8. The apparatus according to claim 6, characterized in that, The coefficient adjustment subunit, used to adjust the coefficients of the first point diffusion function based on the parameter ratio set to obtain the second point diffusion function, specifically is used for: Obtain a set of historical parameter ratios, wherein the set of historical parameter ratios includes at least one historical sharpness ratio and at least one historical noise ratio; Obtain the maximum sharpness ratio among the sharpness ratio and the at least one historical sharpness ratio; obtain the maximum noise ratio among the noise ratio and the at least one historical noise ratio. Based on the maximum sharpness ratio and the maximum noise ratio, the coefficients of the first point diffusion function are adjusted to obtain the second point diffusion function.
9. The apparatus according to claim 6, characterized in that, The image acquisition unit, when dividing the first image acquired by the camera module into image regions to obtain a first image region set corresponding to the first image, specifically performs the following: Obtain the module identifier corresponding to the camera module; Obtain the region division information corresponding to the module identifier; Based on the region division information, the first image captured by the camera module is divided into image regions to obtain a first image region set corresponding to the first image.
10. The apparatus according to claim 6, characterized in that, The function acquisition unit, when acquiring the second point diffusion function after adjusting the first point diffusion function, is specifically used for: Obtain the set of initial coefficients corresponding to the first point diffusion function and the set of coefficient ranges corresponding to at least one initial coefficient in the set of initial coefficients; Traverse the set of coefficient ranges corresponding to any initial coefficient in the set of initial coefficients to obtain the target coefficient corresponding to the initial coefficient; By traversing the initial set of coefficients, the target set of coefficients corresponding to the first point diffusion function is obtained; Based on the target set of coefficients, the at least one initial coefficient corresponding to the first point diffusion function is adjusted to obtain the second point diffusion function.

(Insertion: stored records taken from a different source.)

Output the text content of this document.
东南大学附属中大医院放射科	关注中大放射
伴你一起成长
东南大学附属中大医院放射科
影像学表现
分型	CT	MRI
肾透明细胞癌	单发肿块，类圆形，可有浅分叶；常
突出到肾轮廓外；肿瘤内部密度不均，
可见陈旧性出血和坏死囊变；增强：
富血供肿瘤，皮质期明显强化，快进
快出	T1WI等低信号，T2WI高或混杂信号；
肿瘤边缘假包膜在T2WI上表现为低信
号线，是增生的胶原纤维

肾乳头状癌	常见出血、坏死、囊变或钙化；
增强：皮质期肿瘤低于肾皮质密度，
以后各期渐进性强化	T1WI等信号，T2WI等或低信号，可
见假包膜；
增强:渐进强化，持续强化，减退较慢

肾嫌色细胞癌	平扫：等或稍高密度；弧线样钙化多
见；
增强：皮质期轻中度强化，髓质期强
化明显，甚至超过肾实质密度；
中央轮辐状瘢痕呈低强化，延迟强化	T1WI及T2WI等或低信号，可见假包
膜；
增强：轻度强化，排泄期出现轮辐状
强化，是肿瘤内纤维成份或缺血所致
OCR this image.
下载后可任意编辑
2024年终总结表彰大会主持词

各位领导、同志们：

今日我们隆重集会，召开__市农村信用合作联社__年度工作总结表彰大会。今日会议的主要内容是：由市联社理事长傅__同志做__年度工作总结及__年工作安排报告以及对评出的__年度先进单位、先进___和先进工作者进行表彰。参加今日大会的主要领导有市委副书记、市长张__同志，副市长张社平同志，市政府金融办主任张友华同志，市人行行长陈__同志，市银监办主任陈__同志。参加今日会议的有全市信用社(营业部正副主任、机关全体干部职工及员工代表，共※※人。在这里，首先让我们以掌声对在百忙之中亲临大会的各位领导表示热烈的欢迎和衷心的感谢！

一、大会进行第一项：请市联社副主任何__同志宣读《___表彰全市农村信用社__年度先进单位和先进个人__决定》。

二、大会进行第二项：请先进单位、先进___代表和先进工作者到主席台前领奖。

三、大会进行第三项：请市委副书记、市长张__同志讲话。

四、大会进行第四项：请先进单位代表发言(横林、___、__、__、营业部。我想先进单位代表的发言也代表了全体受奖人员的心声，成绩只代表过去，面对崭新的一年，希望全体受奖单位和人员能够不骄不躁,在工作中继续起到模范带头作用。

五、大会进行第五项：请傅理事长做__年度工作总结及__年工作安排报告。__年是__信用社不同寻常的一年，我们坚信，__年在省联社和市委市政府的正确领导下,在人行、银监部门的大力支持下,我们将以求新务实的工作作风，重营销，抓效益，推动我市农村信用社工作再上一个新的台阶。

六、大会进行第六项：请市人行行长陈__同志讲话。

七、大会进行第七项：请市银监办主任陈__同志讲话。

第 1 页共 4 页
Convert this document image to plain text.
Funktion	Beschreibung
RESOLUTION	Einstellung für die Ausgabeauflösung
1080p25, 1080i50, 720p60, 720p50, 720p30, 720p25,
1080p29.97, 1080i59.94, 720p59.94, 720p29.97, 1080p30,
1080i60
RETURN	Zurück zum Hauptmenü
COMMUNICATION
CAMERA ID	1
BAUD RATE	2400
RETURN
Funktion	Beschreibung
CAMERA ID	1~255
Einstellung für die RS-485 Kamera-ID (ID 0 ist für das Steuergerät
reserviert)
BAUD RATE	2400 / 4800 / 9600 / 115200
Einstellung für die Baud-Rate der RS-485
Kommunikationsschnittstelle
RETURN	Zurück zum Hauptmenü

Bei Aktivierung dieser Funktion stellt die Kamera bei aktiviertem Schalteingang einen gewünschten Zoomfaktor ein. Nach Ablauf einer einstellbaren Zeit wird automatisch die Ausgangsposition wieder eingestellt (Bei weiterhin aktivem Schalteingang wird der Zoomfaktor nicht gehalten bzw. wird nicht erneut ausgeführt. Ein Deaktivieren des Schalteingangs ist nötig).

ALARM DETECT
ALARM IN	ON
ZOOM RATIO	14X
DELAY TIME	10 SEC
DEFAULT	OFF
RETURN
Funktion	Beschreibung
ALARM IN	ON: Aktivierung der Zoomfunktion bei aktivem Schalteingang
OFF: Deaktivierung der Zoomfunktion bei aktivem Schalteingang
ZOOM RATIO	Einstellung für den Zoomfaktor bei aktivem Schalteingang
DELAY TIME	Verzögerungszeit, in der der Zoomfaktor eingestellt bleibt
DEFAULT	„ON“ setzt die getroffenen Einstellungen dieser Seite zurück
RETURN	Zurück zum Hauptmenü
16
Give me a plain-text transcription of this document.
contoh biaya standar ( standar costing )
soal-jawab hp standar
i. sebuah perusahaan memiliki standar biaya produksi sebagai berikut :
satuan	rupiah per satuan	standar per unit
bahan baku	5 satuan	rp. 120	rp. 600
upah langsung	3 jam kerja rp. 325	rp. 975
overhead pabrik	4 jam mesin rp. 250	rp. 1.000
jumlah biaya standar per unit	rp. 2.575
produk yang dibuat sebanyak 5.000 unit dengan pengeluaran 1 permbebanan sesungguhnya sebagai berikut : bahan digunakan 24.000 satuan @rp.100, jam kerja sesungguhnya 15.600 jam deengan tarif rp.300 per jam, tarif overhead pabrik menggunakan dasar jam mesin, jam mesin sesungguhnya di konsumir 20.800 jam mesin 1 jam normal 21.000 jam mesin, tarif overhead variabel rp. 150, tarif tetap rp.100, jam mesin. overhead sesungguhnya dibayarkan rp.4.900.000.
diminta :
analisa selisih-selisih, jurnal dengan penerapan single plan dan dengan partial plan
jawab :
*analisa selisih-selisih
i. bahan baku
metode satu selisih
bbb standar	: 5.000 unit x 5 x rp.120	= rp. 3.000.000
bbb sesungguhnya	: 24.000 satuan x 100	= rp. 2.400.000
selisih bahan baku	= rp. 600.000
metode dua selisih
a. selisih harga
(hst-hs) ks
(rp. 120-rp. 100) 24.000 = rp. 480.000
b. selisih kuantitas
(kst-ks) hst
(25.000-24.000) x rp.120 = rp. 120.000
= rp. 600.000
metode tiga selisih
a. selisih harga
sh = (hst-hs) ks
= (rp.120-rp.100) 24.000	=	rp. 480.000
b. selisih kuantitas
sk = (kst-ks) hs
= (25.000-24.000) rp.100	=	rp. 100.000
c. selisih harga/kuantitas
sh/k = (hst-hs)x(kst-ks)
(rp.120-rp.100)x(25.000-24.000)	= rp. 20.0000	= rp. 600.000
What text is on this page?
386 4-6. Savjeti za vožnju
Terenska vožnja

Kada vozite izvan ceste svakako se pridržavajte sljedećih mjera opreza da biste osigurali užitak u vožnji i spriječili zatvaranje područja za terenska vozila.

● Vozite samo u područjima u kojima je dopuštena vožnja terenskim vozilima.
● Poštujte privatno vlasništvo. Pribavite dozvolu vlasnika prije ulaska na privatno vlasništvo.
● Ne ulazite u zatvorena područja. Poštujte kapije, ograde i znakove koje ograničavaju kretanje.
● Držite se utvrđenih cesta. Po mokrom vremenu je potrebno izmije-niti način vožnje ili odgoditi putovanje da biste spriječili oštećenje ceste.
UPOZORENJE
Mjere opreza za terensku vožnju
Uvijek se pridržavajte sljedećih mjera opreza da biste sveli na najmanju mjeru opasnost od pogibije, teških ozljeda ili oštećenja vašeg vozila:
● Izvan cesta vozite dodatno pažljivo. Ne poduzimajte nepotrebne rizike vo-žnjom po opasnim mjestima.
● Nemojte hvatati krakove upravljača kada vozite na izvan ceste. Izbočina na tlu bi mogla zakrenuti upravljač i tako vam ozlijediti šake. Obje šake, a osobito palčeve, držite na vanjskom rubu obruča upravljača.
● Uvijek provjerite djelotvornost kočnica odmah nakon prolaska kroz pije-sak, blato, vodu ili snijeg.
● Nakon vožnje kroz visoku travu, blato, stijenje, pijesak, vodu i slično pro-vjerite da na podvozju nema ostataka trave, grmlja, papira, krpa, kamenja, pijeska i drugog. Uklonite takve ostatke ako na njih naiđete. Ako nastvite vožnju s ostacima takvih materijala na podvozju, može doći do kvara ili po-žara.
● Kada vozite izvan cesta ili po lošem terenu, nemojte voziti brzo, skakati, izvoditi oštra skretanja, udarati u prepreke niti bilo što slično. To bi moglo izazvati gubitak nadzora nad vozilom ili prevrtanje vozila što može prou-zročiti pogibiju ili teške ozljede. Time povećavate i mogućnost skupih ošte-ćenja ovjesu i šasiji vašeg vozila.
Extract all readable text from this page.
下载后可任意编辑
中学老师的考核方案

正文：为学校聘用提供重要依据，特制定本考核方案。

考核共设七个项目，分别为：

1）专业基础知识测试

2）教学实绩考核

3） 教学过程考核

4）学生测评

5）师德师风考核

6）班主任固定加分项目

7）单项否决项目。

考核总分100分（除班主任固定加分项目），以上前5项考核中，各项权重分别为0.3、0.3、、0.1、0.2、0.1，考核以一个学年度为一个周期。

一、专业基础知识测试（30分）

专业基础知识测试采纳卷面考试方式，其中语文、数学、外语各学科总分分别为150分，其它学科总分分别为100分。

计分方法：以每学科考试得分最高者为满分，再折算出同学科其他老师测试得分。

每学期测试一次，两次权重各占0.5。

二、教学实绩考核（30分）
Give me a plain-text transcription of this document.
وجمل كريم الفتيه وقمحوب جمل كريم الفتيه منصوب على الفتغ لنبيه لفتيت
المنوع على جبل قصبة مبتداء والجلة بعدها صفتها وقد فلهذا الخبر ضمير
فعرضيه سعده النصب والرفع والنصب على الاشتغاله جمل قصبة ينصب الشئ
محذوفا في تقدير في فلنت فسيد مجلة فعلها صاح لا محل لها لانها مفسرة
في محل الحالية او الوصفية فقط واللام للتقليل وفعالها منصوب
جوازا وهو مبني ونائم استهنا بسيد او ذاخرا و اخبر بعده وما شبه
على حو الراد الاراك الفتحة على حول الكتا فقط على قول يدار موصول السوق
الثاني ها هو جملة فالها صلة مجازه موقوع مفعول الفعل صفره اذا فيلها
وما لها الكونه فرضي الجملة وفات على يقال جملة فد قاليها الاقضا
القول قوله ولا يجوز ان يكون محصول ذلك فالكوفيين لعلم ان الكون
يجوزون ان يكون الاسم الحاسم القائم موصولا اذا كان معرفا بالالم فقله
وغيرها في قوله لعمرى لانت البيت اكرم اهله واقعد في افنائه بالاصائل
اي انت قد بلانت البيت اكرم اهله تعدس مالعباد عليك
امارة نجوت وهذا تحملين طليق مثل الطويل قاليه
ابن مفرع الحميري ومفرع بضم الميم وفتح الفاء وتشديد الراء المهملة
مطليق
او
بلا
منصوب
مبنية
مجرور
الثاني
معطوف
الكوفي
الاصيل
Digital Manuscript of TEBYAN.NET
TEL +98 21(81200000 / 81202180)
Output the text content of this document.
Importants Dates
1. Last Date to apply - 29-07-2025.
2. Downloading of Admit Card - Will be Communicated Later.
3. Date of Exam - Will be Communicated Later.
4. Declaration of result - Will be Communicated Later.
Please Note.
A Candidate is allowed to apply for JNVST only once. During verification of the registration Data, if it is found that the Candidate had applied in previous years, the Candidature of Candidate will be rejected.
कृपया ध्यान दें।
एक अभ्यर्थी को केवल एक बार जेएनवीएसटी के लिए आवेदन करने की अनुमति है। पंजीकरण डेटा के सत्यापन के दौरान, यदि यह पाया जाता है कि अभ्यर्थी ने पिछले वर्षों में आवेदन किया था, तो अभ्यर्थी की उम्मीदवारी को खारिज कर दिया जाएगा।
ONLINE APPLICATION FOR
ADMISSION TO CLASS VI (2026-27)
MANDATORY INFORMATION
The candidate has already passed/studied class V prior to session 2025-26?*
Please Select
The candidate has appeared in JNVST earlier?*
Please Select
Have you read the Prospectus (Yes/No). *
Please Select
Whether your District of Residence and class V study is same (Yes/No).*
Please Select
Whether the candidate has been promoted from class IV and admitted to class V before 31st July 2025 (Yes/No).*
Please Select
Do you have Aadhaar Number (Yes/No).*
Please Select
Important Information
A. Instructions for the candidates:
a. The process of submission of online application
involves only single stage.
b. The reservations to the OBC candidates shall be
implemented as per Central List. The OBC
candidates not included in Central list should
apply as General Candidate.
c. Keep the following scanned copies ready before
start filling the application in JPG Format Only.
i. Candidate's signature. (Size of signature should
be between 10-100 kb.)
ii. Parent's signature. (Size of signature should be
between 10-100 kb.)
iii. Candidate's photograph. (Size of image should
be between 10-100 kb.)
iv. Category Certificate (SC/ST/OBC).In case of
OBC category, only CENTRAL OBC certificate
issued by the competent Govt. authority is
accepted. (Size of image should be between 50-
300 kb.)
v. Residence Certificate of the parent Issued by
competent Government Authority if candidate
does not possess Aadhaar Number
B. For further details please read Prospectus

11. An electronic device, comprising: At least one processor; as well as A memory communicatively connected to the at least one processor; wherein, The memory stores instructions that can be executed by the at least one processor to enable the at least one processor to perform the method of any one of claims 1-5.
12. A non-transitory computer-readable storage medium storing computer instructions, wherein, The computer instructions are used to cause the computer to perform the method according to any one of claims 1-5.
13. A computer program product comprising a computer program that, when executed by a processor, implements the method according to any one of claims 1-5.